P105 adds side-effect flags to the Harvard service taps. It models an extra grant only when instruction and data want different lower banks and the blocked side is read-like. Fetch, prefetch, cache fills, loads, and read-only page-table walks qualify. Stores, FP stores, AMOs, store-buffer drains, and PTE A/D writes do not.

Modeled Service

countervalue
split-bank wants20,460,163
modeled extra instruction grants488,212
modeled extra data grants19,971,951
modeled extra grants total20,460,163
shell-window extra grants8,290,549
same-bank cycles left serialized8,199,513
unsafe split cycles left serialized0
actual shell window64,438,096
projected shell window if each extra grant saves one cycle56,147,547
idealized shell-window reduction12.87%

The surprising part is unsafe_split_cycles = 0 for this run. The single-port policy usually grants the side-effecting data operation first when one exists, so the blocked different-bank request is read-like instruction traffic.

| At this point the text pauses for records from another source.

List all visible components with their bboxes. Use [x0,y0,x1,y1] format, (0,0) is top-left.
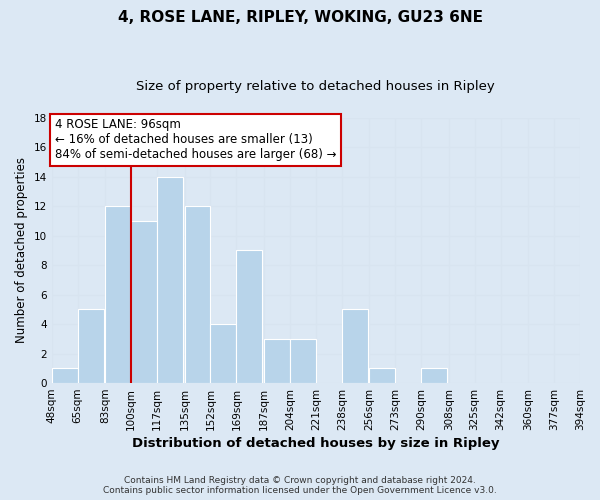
Bar [157,176,183,383]
Y-axis label: Number of detached properties: Number of detached properties [15,158,28,344]
Text: Contains HM Land Registry data © Crown copyright and database right 2024.
Contai: Contains HM Land Registry data © Crown c… [103,476,497,495]
Bar [342,310,368,383]
Bar [290,339,316,383]
Bar [211,324,236,383]
Text: 4, ROSE LANE, RIPLEY, WOKING, GU23 6NE: 4, ROSE LANE, RIPLEY, WOKING, GU23 6NE [118,10,482,25]
Bar [264,339,290,383]
Bar [236,250,262,383]
Bar [52,368,77,383]
Bar [105,206,131,383]
Bar [185,206,211,383]
Bar [421,368,447,383]
X-axis label: Distribution of detached houses by size in Ripley: Distribution of detached houses by size … [132,437,500,450]
Title: Size of property relative to detached houses in Ripley: Size of property relative to detached ho… [136,80,495,93]
Bar [131,221,157,383]
Bar [77,310,104,383]
Bar [369,368,395,383]
Text: 4 ROSE LANE: 96sqm
← 16% of detached houses are smaller (13)
84% of semi-detache: 4 ROSE LANE: 96sqm ← 16% of detached hou… [55,118,336,162]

Under P105’s conservative model, every split-bank blocked cycle becomes a candidate extra grant.

Bank Distribution

bankI wantD wantI grantD grant
027,608,89618,463,91327,430,9416,359,291
123,344,44513,601,19423,222,3376,389,211
224,054,83712,984,54123,920,4326,529,923
323,573,24613,630,26323,376,5877,117,260

Bank 0 remains hottest, but the model still finds enough split-bank overlap to justify a real implementation experiment.

Memory Stalls

memory stalls label P105 banked lower-service workload stalls 58,657,484 handshakes 65,688,498
  1. instruction fetch 27,340,309 46.6% 46,723,707 req
  2. data load 11,613,521 19.8% 556,407 req
  3. data store 10,885,814 18.6% 76,888 req
  4. atomic memory op 173,144 0.3% 166,597 req
  5. page walk for fetch 677,148 1.2% 670,994 req
  6. page walk for load/store 666,477 1.1% 660,291 req
  7. other 7,301,071 12.4% 16,833,614 req

The stall chart is still the single-port hardware. Use the banked_service_model numbers to read what could change.

Shell Phases

shell phases label P105 shell workload cycles 218,480,625 cpi 2.54
  1. kernel banner to /init 116,719,059 53.6%
  2. /init to shell banner 1,075,640 0.5%
  3. shell banner to first command 35,619,763 16.4%
  4. echo command 1,649 0%
  5. uname -a 2,233,445 1%
  6. ls /bin /usr/share 32,300,369 14.8%
  7. cat sample file 2,857,053 1.3%
  8. touch/write/cat/rm /tmp file 10,994,749 5.1%
  9. 8x ash loop with file I/O 16,050,151 7.4%
  10. final marker 680 0%

The same BusyBox script reaches P105-FILE-OK.

Cycle Shape

state breakdown label P105 banked lower-service workload cycles 218,480,625 cpi 2.54
  1. fetch 3.7% 8,108,238
  2. execute 39.4% 86,131,517
  3. mem 12.8% 27,922,270
  4. walker 1.2% 2,674,910
  5. writeback 39.4% 86,106,731
  6. mul/div 3.4% 7,535,243

P105 retires 86.11M instructions at CPI 2.5373.

Hot Functions

hot functions label P105 BusyBox shell symbols samples 62,927 period every 1,024 cycles
  1. printf_core busybox
    5.8% 3,626
  2. memset kernel
    5.2% 3,249
  3. memcpy busybox
    3.8% 2,374
  4. vruntime_eligible kernel
    3.2% 2,011
  5. blake2s_compress_generic kernel
    2.9% 1,811
  6. memcpy kernel
    2.7% 1,712
  7. __fwritex busybox
    2.7% 1,671
  8. handle_exception kernel
    1.7% 1,059
  9. unmap_page_range kernel
    1.6% 1,026
  10. memset busybox
    1.4% 856
  11. n_tty_write kernel
    1.3% 832
  12. avg_vruntime kernel
    1.2% 778
  13. ret_from_exception kernel
    1.2% 758
  14. next_uptodate_folio kernel
    1% 644
  15. do_trap_ecall_u kernel
    1% 641
  16. (remaining) remaining
    55.1% 34,665

The workload is unchanged. The new result is an architecture estimate: about 8.29M shell-window cycles of blocked read-like lower-memory service are candidates for real different-bank parallelism.

Next

P106 should change the memory contract instead of adding another estimator: two near-core lanes, four lower banks, same-cycle different bank grants, deterministic same-bank priority, and conservative serialization for stores, AMOs, and PTE updates until ordering tests exist.